Studie: Immer mehr Eingewanderte gründen in technologie- und wissens­orientierten Branchen

Eine Studie des Instituts für Mittelstandsforschung (ifm) an der Universität Mannheim belegt, dass die Zahl der Selbständigen mit Migrations­hintergrund stark zugenommen hat und diese zunehmend in technologie- und wissensintensiven Branchen gründen. Das ifm berät die Bundes­regierung zu Migranten­unternehmen.

Neue Unternehmen befördern wirtschaft­liche Erneuerungen und Wandel, doch das Gründungs­geschehen in Deutschland hat – schon vor der Pandemie – beständig nachgelassen. In dieser Situation avancieren Zugewanderte zum Hoffnungs­träger der Wirtschafts­politik. Denn die Zahl von Selbständigen mit ausländischen Wurzeln ist in den letzten Jahren beständig gestiegen und gleichzeitig auch ihr Beitrag zu Innovation, Beschäftigung und der Internationalisierung des Mittelstands.

Dies sind nur einige der Befunde, auf welche die Gründungs- und Migrations­forscher Dr. René Leicht, Ralf Philipp und Prof. Dr. Michael Woywode vom Institut für Mittelstandsforschung (ifm) der Universität Mannheim in einer Studie verweisen, die sie im Auftrag der Bundes­regierung erstellten.  

Die Studie aus Mannheim zeigt, dass die Zahl der Selbständigen mit Migrations­hintergrund zwischen 2005 und 2019 um über 250.000 auf 791.000 (+50 Prozent) zugenommen hat, während die Zahl der Selbständigen deutscher Herkunft um 360.000 (-10 Prozent) zurückgegangen ist. Mittlerweile hat jede fünfte unternehmerisch engagierte Person (20 Prozent) in Deutschland einen Migrations­hintergrund. Rund 90 Prozent dieser Selbständigen sind in persona zugewandert, sind also Migrantinnen und Migranten der ersten Generation. Anders als die „Generation der Gastarbeiter“ sind die in jüngerer Zeit Zugewanderten mit höheren Qualifikationen ausgestattet. Daher gründen sie weniger als vorherige Kohorten im Gastgewerbe und Handel, sondern verstärkt auch in Branchen, in denen Wissen und moderne Technologien von Bedeutung sind.  

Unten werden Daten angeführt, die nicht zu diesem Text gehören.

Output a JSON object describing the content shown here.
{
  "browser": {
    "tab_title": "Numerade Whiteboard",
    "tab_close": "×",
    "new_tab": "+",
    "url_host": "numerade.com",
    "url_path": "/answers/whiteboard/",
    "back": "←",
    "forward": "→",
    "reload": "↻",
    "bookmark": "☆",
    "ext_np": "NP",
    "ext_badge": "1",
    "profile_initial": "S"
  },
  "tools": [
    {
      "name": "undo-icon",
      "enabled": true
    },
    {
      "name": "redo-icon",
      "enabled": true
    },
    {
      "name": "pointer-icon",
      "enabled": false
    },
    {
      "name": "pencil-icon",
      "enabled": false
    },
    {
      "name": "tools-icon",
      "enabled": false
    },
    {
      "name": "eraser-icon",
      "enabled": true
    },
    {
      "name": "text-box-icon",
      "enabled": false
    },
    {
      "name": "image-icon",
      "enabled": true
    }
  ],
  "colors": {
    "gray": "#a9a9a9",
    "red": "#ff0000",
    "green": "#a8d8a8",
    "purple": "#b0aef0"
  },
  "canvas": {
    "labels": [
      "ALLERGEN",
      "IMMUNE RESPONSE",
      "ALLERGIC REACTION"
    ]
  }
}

Eine herausragende Stärke der migrantischen Unternehmen sind ihre internationalen Beziehungen und Netzwerke, die sie dank Sprache und anderen landes­spezifischen Kenntnissen besser als Einheimische nutzen können. Während die Gründungen von Personen deutscher Herkunft zu 9 Prozent Exportaktivitäten aufweisen, sind es unter den Migrantengründungen bereits 14 Prozent. Bemerkenswert ist auch der beschäftigungs­politische Beitrag der Unternehmen von Zugewanderten: Konservativ geschätzt stellen sie mindestens 3,4 Millionen Arbeits­plätze. Sieht man von den Arbeits­plätzen in Kapital­gesellschaften ab, so hat unter den Arbeitnehmer­innen und Arbeitnehmern mittlerweile jede sechste Person einen Chef oder eine Chefin mit ausländischen Wurzeln. 

Insgesamt zeigt die Expertise des ifm aber auch, dass das Gründungs­potenzial von Zugewanderten noch längst nicht ausgeschöpft ist, zumal ihr Zugang zu beruflicher Selbständigkeit durch vielerlei gesetzliche und bürokratische Hürden gehemmt ist. Daher sind aus wissenschaft­licher Sicht neue Initiativen gefragt, welche einer noch wenig verbreiteten migrations­sensiblen Gründungs­beratung und -unterstützung neuen Schub verleihen.